PHOENIX -- Democratic Senate Candidate Richard Carmona fired back today against a television ad in which his Republican opponent accused him of having anger problems with women.
Carmona released his own ad defending himself against the allegations while demanding that Republican Congressman Jeff Flake pull his commercial from the airwaves.
The new Carmona spot features a longtime friend, former Pima County SWAT team commander Kathleen Brennan, who says, "Rich Carmona was a joy to work with."
"Rich treats everyone with respect, it doesn’t matter whether you're a male or female," Brennan says in the commercial titled, "Ashamed."
The ad ends with Brennan saying, "When I see someone like career politician Jeff Flake attacking someone like Rich Carmona, who has spent his life helping others, it's despicable. Congressman Flake should be ashamed."
The commercial comes one day after Flake unveiled a new ad with Carmona's ex-boss describing a night in 2004 when he scared her and her young kids by pounding at her door late at night.

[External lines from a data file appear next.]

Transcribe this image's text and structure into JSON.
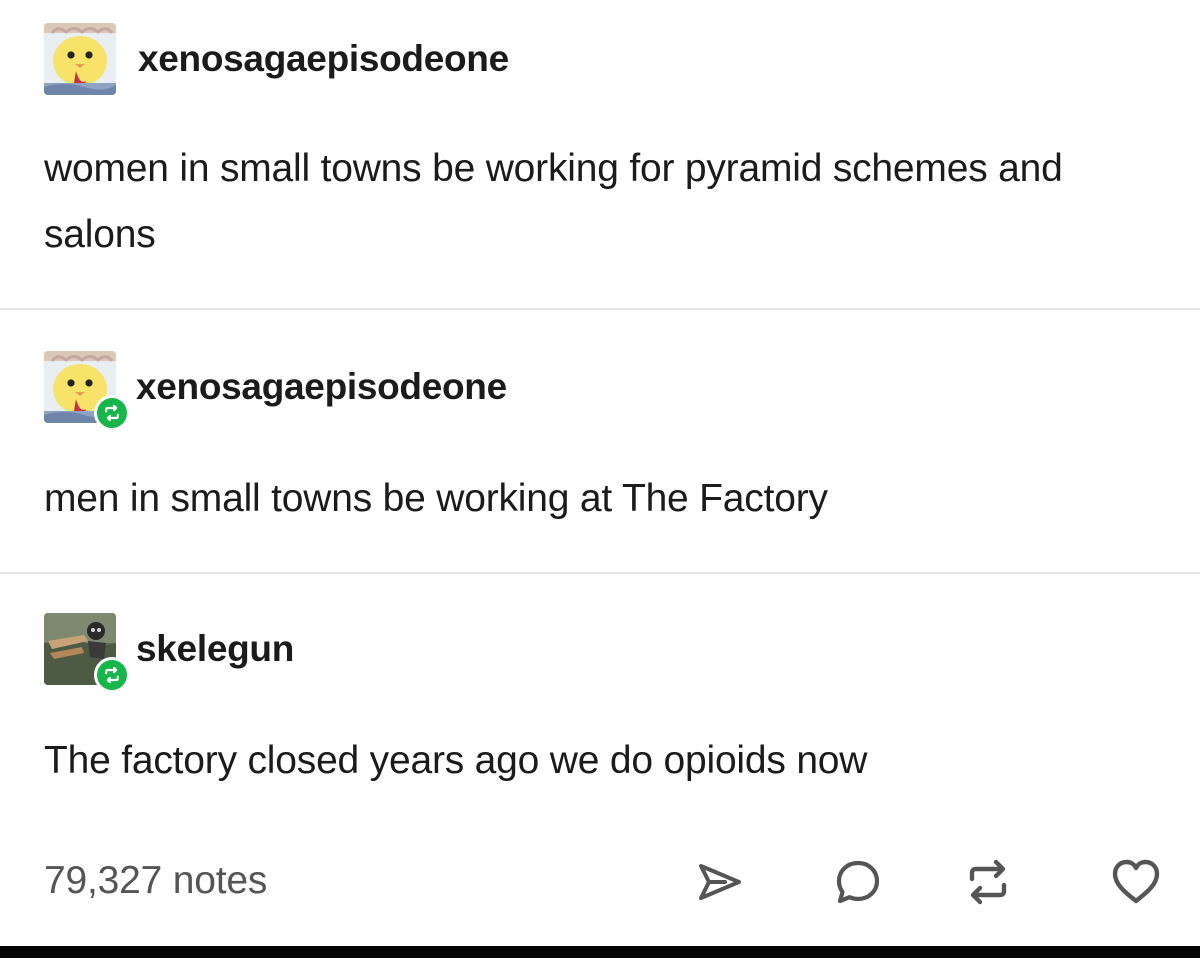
{
  "posts": [
    {
      "username": "xenosagaepisodeone",
      "avatar_icon": "chick-avatar-icon",
      "reblogged": false,
      "body": "women in small towns be working for pyramid schemes and salons"
    },
    {
      "username": "xenosagaepisodeone",
      "avatar_icon": "chick-avatar-icon",
      "reblogged": true,
      "body": "men in small towns be working at The Factory"
    },
    {
      "username": "skelegun",
      "avatar_icon": "skeleton-avatar-icon",
      "reblogged": true,
      "body": "The factory closed years ago we do opioids now"
    }
  ],
  "footer": {
    "notes": "79,327 notes",
    "actions": [
      "share-icon",
      "reply-icon",
      "reblog-icon",
      "heart-icon"
    ]
  },
  "colors": {
    "text": "#1b1b1b",
    "muted_text": "#555555",
    "reblog_badge": "#17b64a",
    "divider": "#e3e3e3"
  }
}
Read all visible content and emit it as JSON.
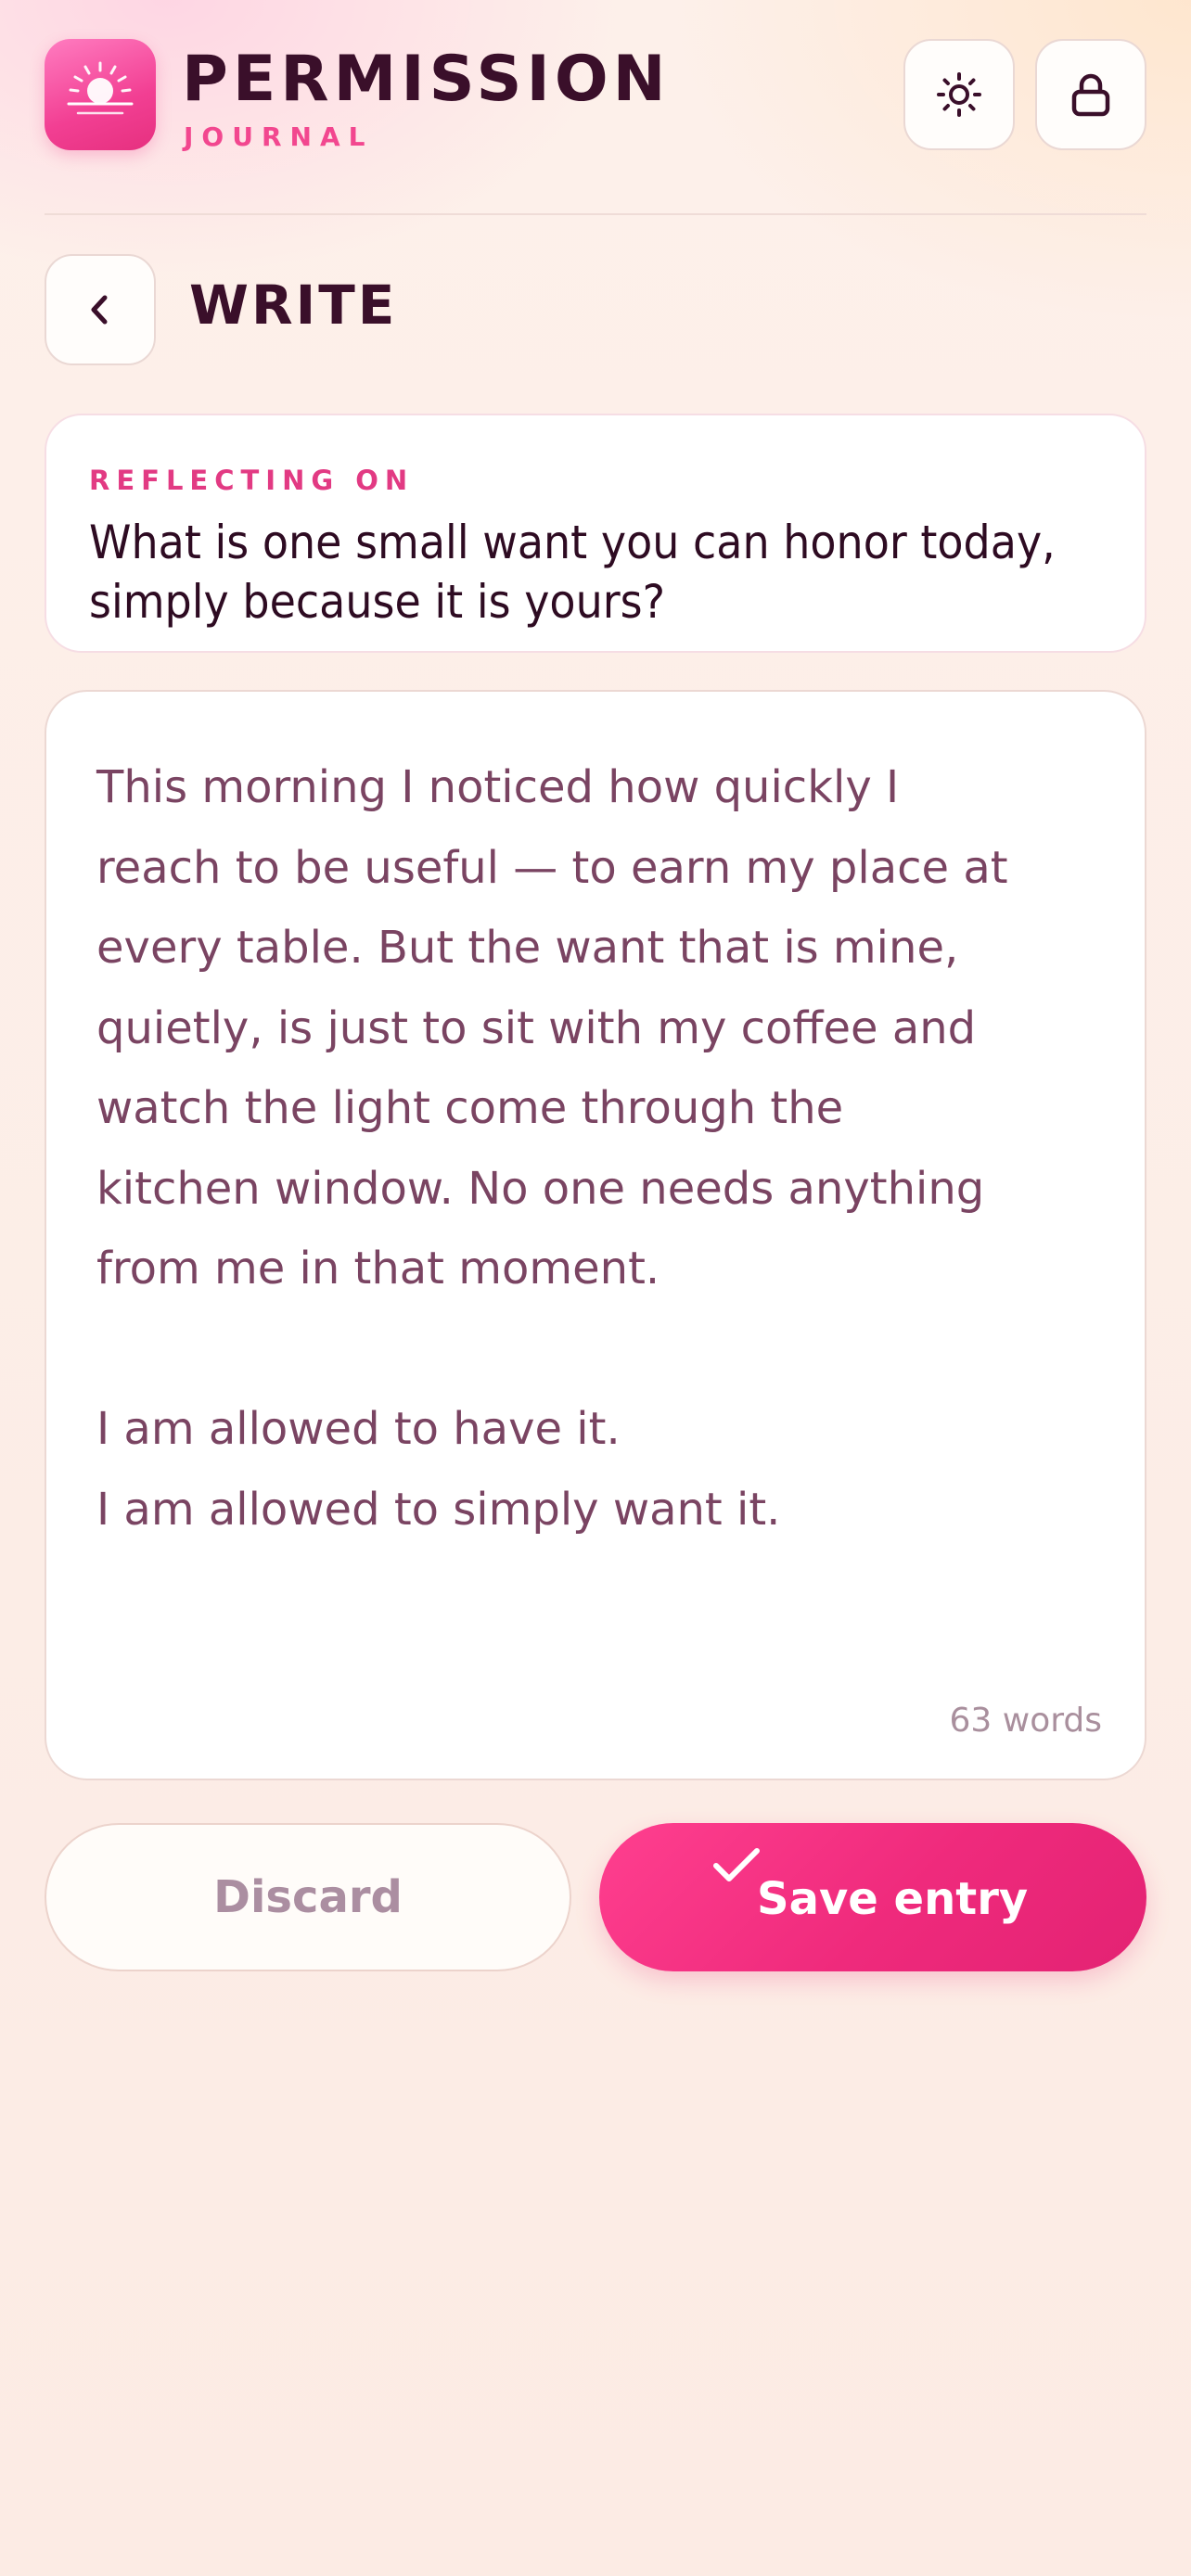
{
  "app": {
    "title": "PERMISSION",
    "subtitle": "JOURNAL",
    "logo_icon": "sunrise-icon",
    "accent": "#f2478f"
  },
  "header": {
    "theme_icon": "sun-icon",
    "lock_icon": "lock-icon"
  },
  "page": {
    "back_icon": "chevron-left-icon",
    "title": "WRITE"
  },
  "prompt": {
    "label": "REFLECTING ON",
    "text": "What is one small want you can honor today, simply because it is yours?"
  },
  "editor": {
    "value": "This morning I noticed how quickly I\nreach to be useful — to earn my place at\nevery table. But the want that is mine,\nquietly, is just to sit with my coffee and\nwatch the light come through the\nkitchen window. No one needs anything\nfrom me in that moment.\n\nI am allowed to have it.\nI am allowed to simply want it.",
    "word_count": "63 words"
  },
  "actions": {
    "discard_label": "Discard",
    "save_label": "Save entry",
    "save_icon": "check-icon",
    "save_color": "#ef2a7c"
  }
}
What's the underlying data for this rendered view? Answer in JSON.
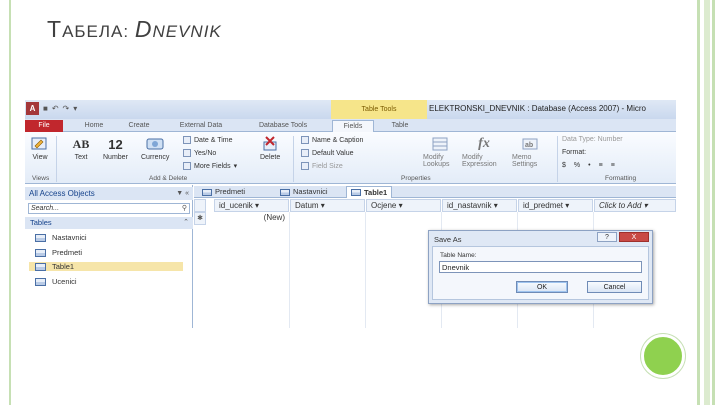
{
  "slide": {
    "title_first": "Т",
    "title_rest": "АБЕЛА: ",
    "title_d": "D",
    "title_nevnik": "NEVNIK"
  },
  "window": {
    "title": "ELEKTRONSKI_DNEVNIK : Database (Access 2007) - Micro",
    "app_icon": "A",
    "context_tab": "Table Tools"
  },
  "ribbon_tabs": [
    "File",
    "Home",
    "Create",
    "External Data",
    "Database Tools",
    "Fields",
    "Table"
  ],
  "ribbon": {
    "view": "View",
    "text": "Text",
    "number": "Number",
    "currency": "Currency",
    "date_time": "Date & Time",
    "yes_no": "Yes/No",
    "more_fields": "More Fields",
    "delete": "Delete",
    "name_caption": "Name & Caption",
    "default_value": "Default Value",
    "field_size": "Field Size",
    "modify_lookups": "Modify Lookups",
    "modify_expression": "Modify Expression",
    "memo_settings": "Memo Settings",
    "data_type": "Data Type: Number",
    "format": "Format:",
    "groups": {
      "views": "Views",
      "add_delete": "Add & Delete",
      "properties": "Properties",
      "formatting": "Formatting"
    },
    "icons": {
      "text_glyph": "AB",
      "number_glyph": "12",
      "dollar": "$",
      "percent": "%"
    }
  },
  "nav": {
    "header": "All Access Objects",
    "search_placeholder": "Search...",
    "group": "Tables",
    "items": [
      "Nastavnici",
      "Predmeti",
      "Table1",
      "Ucenici"
    ]
  },
  "doc_tabs": [
    "Predmeti",
    "Nastavnici",
    "Table1"
  ],
  "grid": {
    "columns": [
      "id_ucenik",
      "Datum",
      "Ocjene",
      "id_nastavnik",
      "id_predmet",
      "Click to Add"
    ],
    "new_row": "(New)"
  },
  "dialog": {
    "title": "Save As",
    "label": "Table Name:",
    "value": "Dnevnik",
    "ok": "OK",
    "cancel": "Cancel",
    "help": "?",
    "close": "X"
  }
}
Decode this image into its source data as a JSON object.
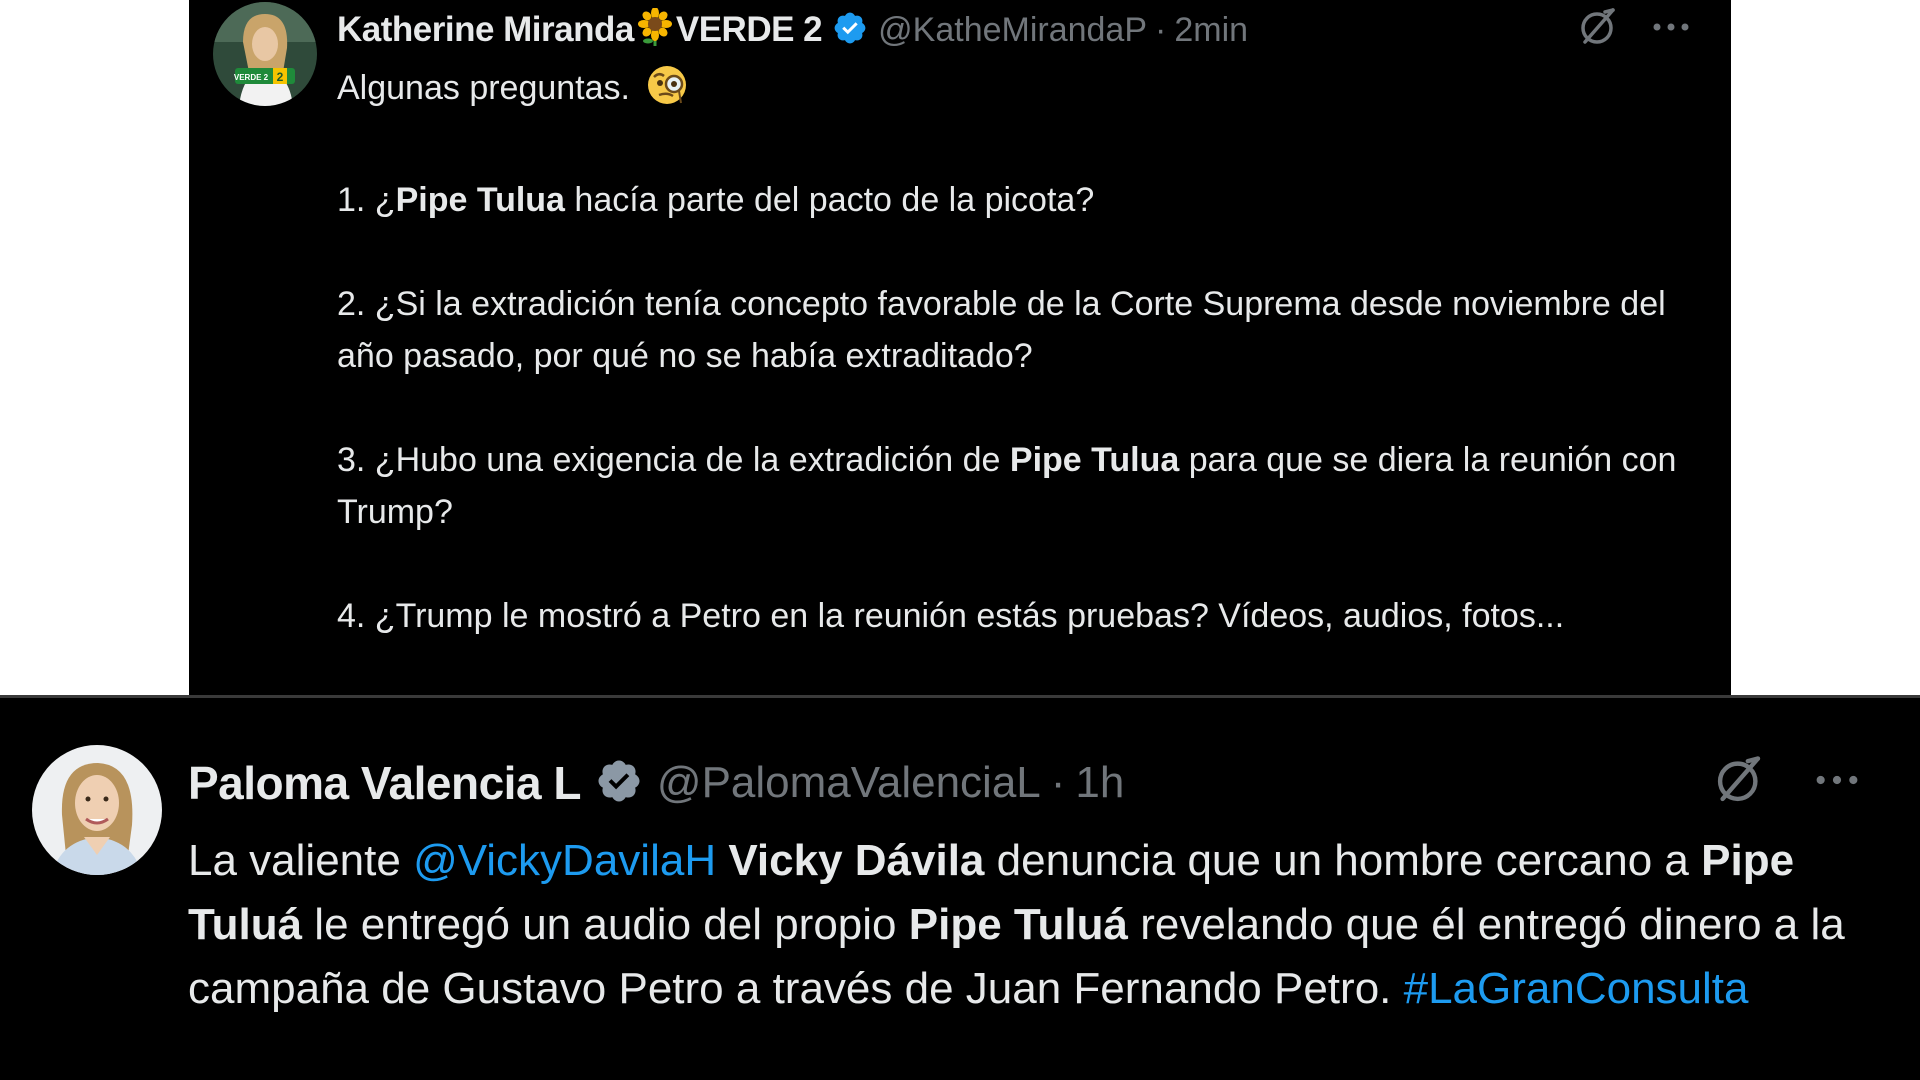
{
  "tweet1": {
    "author": {
      "name": "Katherine Miranda",
      "name_suffix": "VERDE 2",
      "handle": "@KatheMirandaP",
      "time": "2min",
      "avatar_badge": "VERDE 2"
    },
    "separator": "·",
    "body": {
      "intro": "Algunas preguntas.",
      "q1_num": "1. ¿",
      "q1_bold": "Pipe Tulua",
      "q1_rest": " hacía parte del pacto de la picota?",
      "q2": "2. ¿Si la extradición tenía concepto favorable de la Corte Suprema desde noviembre del año pasado, por qué no se había extraditado?",
      "q3_pre": "3. ¿Hubo una exigencia de la extradición de ",
      "q3_bold": "Pipe Tulua",
      "q3_post": " para que se diera la reunión con Trump?",
      "q4": "4. ¿Trump le mostró a Petro en la reunión estás pruebas? Vídeos, audios, fotos..."
    },
    "icons": [
      "grok-icon",
      "more-icon",
      "verified-icon",
      "sunflower-icon",
      "monocle-face-icon"
    ]
  },
  "tweet2": {
    "author": {
      "name": "Paloma Valencia L",
      "handle": "@PalomaValenciaL",
      "time": "1h"
    },
    "separator": "·",
    "body": {
      "t1": "La valiente ",
      "mention": "@VickyDavilaH",
      "t2": " ",
      "b1": "Vicky Dávila",
      "t3": " denuncia que un hombre cercano a ",
      "b2": "Pipe Tuluá",
      "t4": " le entregó un audio del propio ",
      "b3": "Pipe Tuluá",
      "t5": " revelando que él entregó dinero a la campaña de Gustavo Petro a través de Juan Fernando Petro. ",
      "hashtag": "#LaGranConsulta"
    },
    "icons": [
      "grok-icon",
      "more-icon",
      "verified-icon"
    ]
  },
  "colors": {
    "background": "#000000",
    "text": "#e7e9ea",
    "muted": "#71767b",
    "link": "#1d9bf0",
    "verified": "#1d9bf0"
  }
}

In it, Dr. Cristina Beato says, "Carmona is not who he seems, he has issues with anger, with ethics and with women."
During a press conference at his campaign headquarters today, Carmona denied the accusation, saying they were "100 percent false."
Representatives with Flake’s campaign did not immediately return phone calls.
Beato is the former acting assistant secretary of health and was Carmona's boss while he served as U.S. Surgeon General under the Bush Administration.
This is not the first time these allegations have been brought up in public. Beato testified about this to Congress in 2007 and earlier this year Politico wrote a story about the incident.
Because of the media attention on the issue, Carmona's communications director, Andy Barr, told reporters today that the campaign was prepared to respond quickly.
Barr says the campaign was warned in advance this week about the Flake ad, giving them time to prepare a quick response. The Carmona ad was filmed Wednesday and edited yesterday, according to Barr.
Carmona and his campaign have said Carmona and Beato often clashed over her attempts to "spin science" for political gains.
His campaign also worked hard to discredit Beato by directing reporters to news articles from 2004 when Congress held up her appointment as assistant secretary of health because she lied on her resume.
The ads come as voters begin casting early ballots in what has become a hotly contested race.
Over the past several weeks, polls have shown this contest tightening up. That's prompted Democrats and Republicans from across the country to dump big money in a race that could determine which party controls the U.S. Senate for the next two years.
The Democratic Senatorial Campaign Committee, for example, has pumped more than $1 million into the race so far to help Carmona.
The Republican Senatorial Campaign Committee as well as the outside spending group Club for Growth has also poured in big money.
On his own, Carmona hauled in $2.2 million in the third quarter. Flake has yet to release what he raised during the same period.